The 700mhz band will be switched off for television broadcasting over the next 16 months, starting in Norrbotten in the north in April, and finishing one year later in Skåne. It is planned that the band will be devoted to mobile phones and broadband internet services.

When the terrestrial digital channels vacate the 700 MHz band and move to lower frequencies, they will have to share that space with the existing channels, using a system called T2. Most modern sets and Boxer boxes can receive T2, but older units cannot and will need to be replaced.

The old sets will still work for receiving free channels from SVT to TV4 but users may have to perform a new channel scan to find them after the switchover.

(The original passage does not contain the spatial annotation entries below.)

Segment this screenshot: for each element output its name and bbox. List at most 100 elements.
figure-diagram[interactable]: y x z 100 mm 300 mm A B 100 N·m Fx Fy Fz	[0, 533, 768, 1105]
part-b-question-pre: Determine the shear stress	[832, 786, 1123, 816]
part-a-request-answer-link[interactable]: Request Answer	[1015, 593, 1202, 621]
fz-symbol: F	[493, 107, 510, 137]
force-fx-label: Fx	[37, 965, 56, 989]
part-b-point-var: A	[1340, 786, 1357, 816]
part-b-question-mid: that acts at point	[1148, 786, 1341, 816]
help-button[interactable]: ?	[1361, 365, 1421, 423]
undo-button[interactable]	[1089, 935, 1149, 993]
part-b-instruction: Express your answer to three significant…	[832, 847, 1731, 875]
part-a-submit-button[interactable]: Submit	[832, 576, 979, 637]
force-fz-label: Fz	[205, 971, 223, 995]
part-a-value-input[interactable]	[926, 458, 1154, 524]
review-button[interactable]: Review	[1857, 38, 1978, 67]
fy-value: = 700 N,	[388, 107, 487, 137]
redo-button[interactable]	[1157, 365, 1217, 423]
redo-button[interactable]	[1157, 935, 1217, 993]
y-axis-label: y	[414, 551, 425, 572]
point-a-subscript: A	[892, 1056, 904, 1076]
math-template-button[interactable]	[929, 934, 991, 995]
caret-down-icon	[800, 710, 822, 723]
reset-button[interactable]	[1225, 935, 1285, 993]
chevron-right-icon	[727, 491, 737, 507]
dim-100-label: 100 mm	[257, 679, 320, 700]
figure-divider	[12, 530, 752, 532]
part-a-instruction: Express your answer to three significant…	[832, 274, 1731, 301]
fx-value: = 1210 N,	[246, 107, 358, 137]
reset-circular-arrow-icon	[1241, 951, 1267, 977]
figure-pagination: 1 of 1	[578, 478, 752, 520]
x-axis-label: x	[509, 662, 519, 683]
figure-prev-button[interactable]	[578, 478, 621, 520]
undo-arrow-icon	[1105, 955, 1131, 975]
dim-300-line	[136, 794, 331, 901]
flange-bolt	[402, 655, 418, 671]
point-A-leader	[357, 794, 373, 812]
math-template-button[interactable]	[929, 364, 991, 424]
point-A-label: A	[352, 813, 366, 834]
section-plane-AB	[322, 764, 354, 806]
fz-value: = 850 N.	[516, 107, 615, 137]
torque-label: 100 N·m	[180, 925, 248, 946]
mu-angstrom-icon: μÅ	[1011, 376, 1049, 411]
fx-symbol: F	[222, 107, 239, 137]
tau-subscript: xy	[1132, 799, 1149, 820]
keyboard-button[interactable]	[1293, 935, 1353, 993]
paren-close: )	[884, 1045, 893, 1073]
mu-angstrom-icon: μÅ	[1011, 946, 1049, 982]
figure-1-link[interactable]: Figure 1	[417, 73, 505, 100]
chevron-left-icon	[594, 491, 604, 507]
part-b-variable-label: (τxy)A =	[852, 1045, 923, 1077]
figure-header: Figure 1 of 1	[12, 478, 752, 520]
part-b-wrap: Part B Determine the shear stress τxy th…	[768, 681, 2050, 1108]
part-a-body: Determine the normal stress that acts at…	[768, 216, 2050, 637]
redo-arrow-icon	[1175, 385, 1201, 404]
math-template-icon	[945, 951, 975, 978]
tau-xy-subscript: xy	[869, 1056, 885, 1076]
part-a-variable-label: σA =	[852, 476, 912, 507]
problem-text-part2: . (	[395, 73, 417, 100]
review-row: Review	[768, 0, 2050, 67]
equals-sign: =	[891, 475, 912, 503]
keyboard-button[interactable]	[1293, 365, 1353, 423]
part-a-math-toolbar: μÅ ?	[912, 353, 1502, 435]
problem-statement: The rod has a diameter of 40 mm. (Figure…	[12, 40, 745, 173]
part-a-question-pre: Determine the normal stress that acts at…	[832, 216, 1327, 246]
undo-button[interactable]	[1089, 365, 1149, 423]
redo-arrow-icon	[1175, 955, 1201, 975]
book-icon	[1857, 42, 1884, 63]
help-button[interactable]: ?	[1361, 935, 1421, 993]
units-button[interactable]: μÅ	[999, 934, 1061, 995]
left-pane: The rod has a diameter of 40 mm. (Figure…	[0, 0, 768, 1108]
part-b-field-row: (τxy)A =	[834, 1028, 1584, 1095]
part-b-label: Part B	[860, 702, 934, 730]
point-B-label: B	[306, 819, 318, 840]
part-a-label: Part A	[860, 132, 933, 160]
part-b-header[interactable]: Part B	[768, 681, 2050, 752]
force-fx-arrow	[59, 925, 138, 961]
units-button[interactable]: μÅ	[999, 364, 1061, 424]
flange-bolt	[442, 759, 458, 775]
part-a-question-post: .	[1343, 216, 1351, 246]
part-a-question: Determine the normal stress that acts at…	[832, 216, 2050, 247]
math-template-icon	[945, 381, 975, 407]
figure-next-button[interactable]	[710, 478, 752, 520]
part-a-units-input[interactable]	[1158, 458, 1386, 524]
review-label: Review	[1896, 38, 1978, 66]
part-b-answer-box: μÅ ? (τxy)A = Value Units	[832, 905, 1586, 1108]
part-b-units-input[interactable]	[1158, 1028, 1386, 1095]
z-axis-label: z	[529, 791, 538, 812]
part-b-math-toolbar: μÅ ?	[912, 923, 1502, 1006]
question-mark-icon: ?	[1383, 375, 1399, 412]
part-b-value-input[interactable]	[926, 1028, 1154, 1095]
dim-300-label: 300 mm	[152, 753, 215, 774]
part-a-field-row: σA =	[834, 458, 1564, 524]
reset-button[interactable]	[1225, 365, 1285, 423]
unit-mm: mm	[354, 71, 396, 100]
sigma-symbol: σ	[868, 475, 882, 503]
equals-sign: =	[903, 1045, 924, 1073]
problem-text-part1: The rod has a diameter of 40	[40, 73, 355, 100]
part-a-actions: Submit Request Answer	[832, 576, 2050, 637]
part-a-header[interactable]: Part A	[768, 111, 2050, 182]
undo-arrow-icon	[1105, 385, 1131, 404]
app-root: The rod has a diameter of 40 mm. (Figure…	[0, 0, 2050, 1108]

The European Broadcasting Union’s technology and innovation director, Simon Fell, criticised the Moderate Party-led coalition government of former prime minister, Fredrik Reinfeldt, when it announced its decision in 2014: “Digital terrestrial television can’t move out of the 700MHz in Sweden in the government’s proposed timeframe without substantial disruption to Swedish consumers. A smooth transition involves detailed planning and engagement with all sectors of the television industry.”

Broadcasters have also opposed the move, saying that it is poorly prepared. Per Björkman, head of distribution at public broadcaster SVT has warned, “in the worst case, we may need to set up new small transmitters in some areas, in order to compensate for the weaker signals, and it will take several months before they are installed.”